Church World Service officials have urged a more robust response from the international donor community to Pakistan’s devastating flooding disaster.
The US-based global relief and development agency (http://www.churchworldservice.org/) has voiced even deeper worries over whether or not pledges will be fulfilled.
While the international community has so far committed close to US$229.5 million in support and another US$142 million in additional pledges, those pledge amounts alone are insufficient to cover even the initial three-month relief needs outlined by the United Nations, says Donna Derr, Director of Humanitarian Assistance for Church World Service.
“Thankfully the flood’s death toll has remained relatively low but disasters can’t be measured by just the number of dead,” says CWS’s Derr. “Effective humanitarian response must be measured against the all the people affected, just struggling to survive,” she said.
The initial UN plan calls for US$460 million. The Pakistan Humanitarian Forum, of which CWS is a member, calls on government and private sources to dramatically increase funding in order to save lives.
With offices in Pakistan since 1954, CWS relief and development experts are concerned Pakistan’s already weak social services may crumble without adequate and immediate help now. Millions of Pakistanis risk sinking deeper into chronic poverty for the next generation, compromising human rights and basic needs.

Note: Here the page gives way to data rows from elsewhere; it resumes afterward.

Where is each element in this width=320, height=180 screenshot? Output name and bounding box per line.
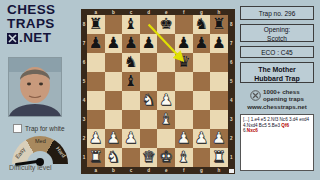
square-a8[interactable]: ♜: [87, 15, 105, 34]
piece-black-pawn[interactable]: ♟: [105, 34, 123, 53]
page-root: { "game": "chess", "position": { "fen": …: [0, 0, 320, 180]
piece-white-knight[interactable]: ♞: [105, 148, 123, 167]
piece-white-bishop[interactable]: ♝: [157, 110, 175, 129]
file-label-bottom-a: a: [87, 167, 105, 174]
square-g8[interactable]: ♞: [193, 15, 211, 34]
promo-url[interactable]: www.chesstraps.net: [240, 103, 314, 110]
square-f7[interactable]: ♟: [175, 34, 193, 53]
square-c4[interactable]: [122, 91, 140, 110]
square-e4[interactable]: ♟: [157, 91, 175, 110]
difficulty-med-label: Med: [35, 138, 46, 144]
promo-line2: opening traps: [263, 95, 304, 102]
piece-black-pawn[interactable]: ♟: [210, 34, 228, 53]
board-corner: [228, 167, 235, 174]
piece-black-pawn[interactable]: ♟: [87, 34, 105, 53]
rank-label-right-3: 3: [228, 110, 235, 129]
square-d2[interactable]: [140, 129, 158, 148]
square-c3[interactable]: [122, 110, 140, 129]
square-g2[interactable]: ♟: [193, 129, 211, 148]
eco-code: ECO : C45: [261, 49, 292, 56]
promo-block: 1000+ chess opening traps www.chesstraps…: [240, 88, 314, 110]
logo-line-chess: CHESS: [7, 3, 56, 17]
square-d3[interactable]: [140, 110, 158, 129]
promo-line1: 1000+ chess: [263, 88, 304, 95]
trap-number: Trap no. 296: [259, 10, 296, 17]
board-corner-mark: [229, 169, 234, 174]
trap-number-box: Trap no. 296: [240, 6, 314, 20]
square-h1[interactable]: ♜: [210, 148, 228, 167]
square-a4[interactable]: [87, 91, 105, 110]
square-b2[interactable]: ♟: [105, 129, 123, 148]
square-b4[interactable]: [105, 91, 123, 110]
square-h2[interactable]: ♟: [210, 129, 228, 148]
square-f1[interactable]: ♝: [175, 148, 193, 167]
square-e5[interactable]: [157, 72, 175, 91]
rank-label-right-5: 5: [228, 72, 235, 91]
square-d1[interactable]: ♛: [140, 148, 158, 167]
square-h5[interactable]: [210, 72, 228, 91]
square-a1[interactable]: ♜: [87, 148, 105, 167]
square-f4[interactable]: [175, 91, 193, 110]
rank-label-right-6: 6: [228, 53, 235, 72]
rank-label-right-1: 1: [228, 148, 235, 167]
presenter-photo: [8, 57, 62, 117]
square-g1[interactable]: [193, 148, 211, 167]
file-label-bottom-e: e: [157, 167, 175, 174]
piece-white-knight[interactable]: ♞: [140, 91, 158, 110]
square-h3[interactable]: [210, 110, 228, 129]
square-a2[interactable]: ♟: [87, 129, 105, 148]
piece-white-king[interactable]: ♚: [157, 148, 175, 167]
square-c1[interactable]: [122, 148, 140, 167]
square-c5[interactable]: ♝: [122, 72, 140, 91]
square-d4[interactable]: ♞: [140, 91, 158, 110]
piece-white-pawn[interactable]: ♟: [193, 129, 211, 148]
square-e2[interactable]: [157, 129, 175, 148]
square-e6[interactable]: [157, 53, 175, 72]
difficulty-gauge: Easy Med Hard: [12, 136, 68, 164]
square-h8[interactable]: ♜: [210, 15, 228, 34]
boxed-x-icon: [7, 33, 18, 44]
square-g5[interactable]: [193, 72, 211, 91]
rank-label-right-2: 2: [228, 129, 235, 148]
square-g4[interactable]: [193, 91, 211, 110]
piece-white-pawn[interactable]: ♟: [175, 129, 193, 148]
piece-black-pawn[interactable]: ♟: [140, 34, 158, 53]
piece-black-pawn[interactable]: ♟: [175, 34, 193, 53]
square-b6[interactable]: [105, 53, 123, 72]
file-label-bottom-c: c: [122, 167, 140, 174]
piece-white-rook[interactable]: ♜: [210, 148, 228, 167]
rank-label-right-4: 4: [228, 91, 235, 110]
square-f3[interactable]: [175, 110, 193, 129]
trap-name-line1: The Mother: [241, 65, 313, 74]
piece-black-bishop[interactable]: ♝: [122, 15, 140, 34]
square-d5[interactable]: [140, 72, 158, 91]
piece-black-rook[interactable]: ♜: [210, 15, 228, 34]
piece-black-rook[interactable]: ♜: [87, 15, 105, 34]
square-e3[interactable]: ♝: [157, 110, 175, 129]
opening-label: Opening:: [241, 26, 313, 35]
square-b1[interactable]: ♞: [105, 148, 123, 167]
piece-white-pawn[interactable]: ♟: [105, 129, 123, 148]
piece-black-knight[interactable]: ♞: [122, 53, 140, 72]
square-c6[interactable]: ♞: [122, 53, 140, 72]
square-c7[interactable]: ♟: [122, 34, 140, 53]
logo-suffix: .NET: [19, 31, 51, 45]
move-line-3[interactable]: 6.Nxc6: [243, 128, 311, 134]
trap-for-white-label: Trap for white: [25, 125, 65, 132]
square-a7[interactable]: ♟: [87, 34, 105, 53]
opening-name: Scotch: [241, 35, 313, 44]
square-f6[interactable]: ♛: [175, 53, 193, 72]
square-a5[interactable]: [87, 72, 105, 91]
piece-white-bishop[interactable]: ♝: [175, 148, 193, 167]
difficulty-label: Difficulty level: [9, 164, 52, 171]
square-f2[interactable]: ♟: [175, 129, 193, 148]
trap-for-white-row: Trap for white: [13, 124, 65, 133]
square-d7[interactable]: ♟: [140, 34, 158, 53]
rank-label-right-7: 7: [228, 34, 235, 53]
promo-boxed-x-icon: [250, 90, 261, 101]
piece-black-pawn[interactable]: ♟: [122, 34, 140, 53]
file-label-bottom-h: h: [210, 167, 228, 174]
piece-black-pawn[interactable]: ♟: [193, 34, 211, 53]
square-d6[interactable]: [140, 53, 158, 72]
piece-white-rook[interactable]: ♜: [87, 148, 105, 167]
eco-box: ECO : C45: [240, 46, 314, 58]
piece-white-pawn[interactable]: ♟: [157, 91, 175, 110]
piece-black-king[interactable]: ♚: [157, 15, 175, 34]
square-d8[interactable]: [140, 15, 158, 34]
opening-box: Opening: Scotch: [240, 24, 314, 42]
piece-white-pawn[interactable]: ♟: [122, 129, 140, 148]
square-g7[interactable]: ♟: [193, 34, 211, 53]
square-f8[interactable]: [175, 15, 193, 34]
piece-white-queen[interactable]: ♛: [140, 148, 158, 167]
square-h7[interactable]: ♟: [210, 34, 228, 53]
logo-line-traps: TRAPS: [7, 17, 56, 31]
square-a3[interactable]: [87, 110, 105, 129]
square-c8[interactable]: ♝: [122, 15, 140, 34]
square-b8[interactable]: [105, 15, 123, 34]
square-b5[interactable]: [105, 72, 123, 91]
file-label-bottom-b: b: [105, 167, 123, 174]
file-label-bottom-f: f: [175, 167, 193, 174]
piece-white-pawn[interactable]: ♟: [210, 129, 228, 148]
trap-name-line2: Hubbard Trap: [241, 74, 313, 83]
square-g6[interactable]: [193, 53, 211, 72]
square-b7[interactable]: ♟: [105, 34, 123, 53]
file-label-bottom-g: g: [193, 167, 211, 174]
piece-black-bishop[interactable]: ♝: [122, 72, 140, 91]
square-g3[interactable]: [193, 110, 211, 129]
trap-for-white-checkbox[interactable]: [13, 124, 22, 133]
square-a6[interactable]: [87, 53, 105, 72]
square-f5[interactable]: [175, 72, 193, 91]
piece-black-knight[interactable]: ♞: [193, 15, 211, 34]
trap-name-box: The Mother Hubbard Trap: [240, 62, 314, 83]
square-e8[interactable]: ♚: [157, 15, 175, 34]
square-e7[interactable]: [157, 34, 175, 53]
file-label-bottom-d: d: [140, 167, 158, 174]
move-list-box[interactable]: [...] 1.e4 e5 2.Nf3 Nc6 3.d4 exd44.Nxd4 …: [240, 114, 314, 171]
chess-board: abcdefgh8♜♝♚♞♜87♟♟♟♟♟♟♟76♞♛65♝54♞♟43♝32♟…: [81, 9, 235, 174]
square-h6[interactable]: [210, 53, 228, 72]
square-b3[interactable]: [105, 110, 123, 129]
rank-label-right-8: 8: [228, 15, 235, 34]
piece-white-pawn[interactable]: ♟: [87, 129, 105, 148]
square-e1[interactable]: ♚: [157, 148, 175, 167]
site-logo: CHESS TRAPS .NET: [7, 3, 56, 45]
square-c2[interactable]: ♟: [122, 129, 140, 148]
square-h4[interactable]: [210, 91, 228, 110]
piece-black-queen[interactable]: ♛: [175, 53, 193, 72]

Making pledges pay off on the ground is a chronic challenge among the world donor community. In recent UN appeals for the internally displaced in Pakistan’s northwest, some donors were moderately quick to pledge funding but hesitant to follow through with actual commitments.
Church World Service is continuing to distribute food and non-food items across Pakistan. The agency’s health teams and mobile health units are focusing on providing preventive and curative health services. Another CWS mobile health unit was dispatched on 16 August 2010 to Kewaii Union Council, Mansehra District, rescheduled from its original assignment in Kohistan, which is still inaccessible to aid teams.
As its response expands, CWS’s completed, ongoing and planned activities will benefit a total of 237,950 individuals in seven districts of three provinces, Khyber Pakhtunkwa, Balochistan and Sindh, the agency says.